MPs express displeasure over new Parliament design

MPs express displeasure over new Parliament design

At a meeting of the general purposes committee chaired by Lok Sabha speaker Om Birla last week, several Members of Parliament have reportedly expressed their displeasure over the design of the proposed structure of the new Parliament. Some have even compared the proposed structure to a 7-Star Hotel. According to them, the proposed structure does not evoke the sense of grandeur and iconic nature of the institution of Parliament.

The cost of the project has not been made public yet which was the subject matter of discussion for some Members.  Some have raised concerns over the choice of construction material and insisted on using the local materials.

According to HPC Design’s presentation to MPs, the new design involves two main structures with the Lok Sabha and the Rajya Sabha housed in a triangle shaped complex. Joint sittings will be held in the Lok Sabha, which will have the capacity to seat about 1,400 people. As per the proposed plan the Central Hall will be retained in the current building and would have no equivalent in the new parliament building.

Ahmedabad based Hasmukh Patel’s firm, HCP Design, Planning & Management Pvt. Ltd. (HDPMPL), has won the contract for development of the Master Plan of Central Vista area and design of buildings as per new requirements. The Govt. has set stringent timelines to complete the development/redevelopment of Parliament building, Common Central Secretariat and Central Vista.  While the timelines given to CPWD to complete the Central Vista project is November, 2021, the work on Parliament building is to be completed by March, 2022 and the common Central Secretariat by March 2024.
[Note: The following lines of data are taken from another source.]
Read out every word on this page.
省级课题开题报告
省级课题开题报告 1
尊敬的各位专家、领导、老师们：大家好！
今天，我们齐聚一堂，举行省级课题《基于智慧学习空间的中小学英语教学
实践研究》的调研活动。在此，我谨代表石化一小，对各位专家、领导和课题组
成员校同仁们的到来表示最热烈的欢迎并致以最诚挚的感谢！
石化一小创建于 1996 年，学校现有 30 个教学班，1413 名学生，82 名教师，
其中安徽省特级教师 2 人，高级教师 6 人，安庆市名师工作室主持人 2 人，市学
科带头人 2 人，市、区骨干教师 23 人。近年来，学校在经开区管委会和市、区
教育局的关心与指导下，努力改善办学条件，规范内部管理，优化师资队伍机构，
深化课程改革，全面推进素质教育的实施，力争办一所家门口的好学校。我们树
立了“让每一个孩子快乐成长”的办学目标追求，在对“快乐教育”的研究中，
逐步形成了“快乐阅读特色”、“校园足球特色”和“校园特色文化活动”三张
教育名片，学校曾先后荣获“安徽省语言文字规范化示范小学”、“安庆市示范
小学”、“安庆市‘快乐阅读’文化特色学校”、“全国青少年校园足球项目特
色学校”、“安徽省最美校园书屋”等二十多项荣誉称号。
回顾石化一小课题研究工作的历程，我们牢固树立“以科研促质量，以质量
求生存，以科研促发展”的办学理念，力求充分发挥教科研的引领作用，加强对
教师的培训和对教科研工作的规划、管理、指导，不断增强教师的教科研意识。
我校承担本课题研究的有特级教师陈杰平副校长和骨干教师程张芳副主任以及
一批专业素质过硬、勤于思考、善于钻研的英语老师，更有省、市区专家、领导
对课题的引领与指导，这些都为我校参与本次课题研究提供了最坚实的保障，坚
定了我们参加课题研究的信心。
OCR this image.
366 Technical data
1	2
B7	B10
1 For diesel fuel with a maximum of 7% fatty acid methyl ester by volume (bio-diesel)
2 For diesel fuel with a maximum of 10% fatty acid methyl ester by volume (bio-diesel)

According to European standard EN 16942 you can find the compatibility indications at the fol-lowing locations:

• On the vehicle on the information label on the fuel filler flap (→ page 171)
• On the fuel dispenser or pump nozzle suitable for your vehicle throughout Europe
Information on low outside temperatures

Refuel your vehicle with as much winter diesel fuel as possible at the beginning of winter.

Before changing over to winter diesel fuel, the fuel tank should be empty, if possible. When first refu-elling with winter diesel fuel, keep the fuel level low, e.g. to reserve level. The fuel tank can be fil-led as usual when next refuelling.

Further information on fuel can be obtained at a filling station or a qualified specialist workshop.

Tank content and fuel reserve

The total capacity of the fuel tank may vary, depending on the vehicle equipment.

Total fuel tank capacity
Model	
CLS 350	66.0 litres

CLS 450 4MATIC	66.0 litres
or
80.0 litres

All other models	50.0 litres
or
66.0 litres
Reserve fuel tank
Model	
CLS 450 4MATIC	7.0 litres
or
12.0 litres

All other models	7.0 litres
The Central Vista of New Delhi houses Rashtrapati Bhawan, Parliament House, North and South Block, India Gate, National Archives etc. All these iconic buildings were constructed before 1931, the year in which the new capital was inaugurated. The other office buildings were built on various plots subsequently to address the office requirements of Central Ministries and Departments in an unplanned manner. Parliament House building came up in 1927 and is a declared Heritage building. Its facilities and infrastructure are inadequate to meet the current demand. Therefore, the government felt the need to construct a new state-of–art Parliament building in close vicinity. This proposal may address not only the space requirement but may result into an iconic structure as a symbol of democracy.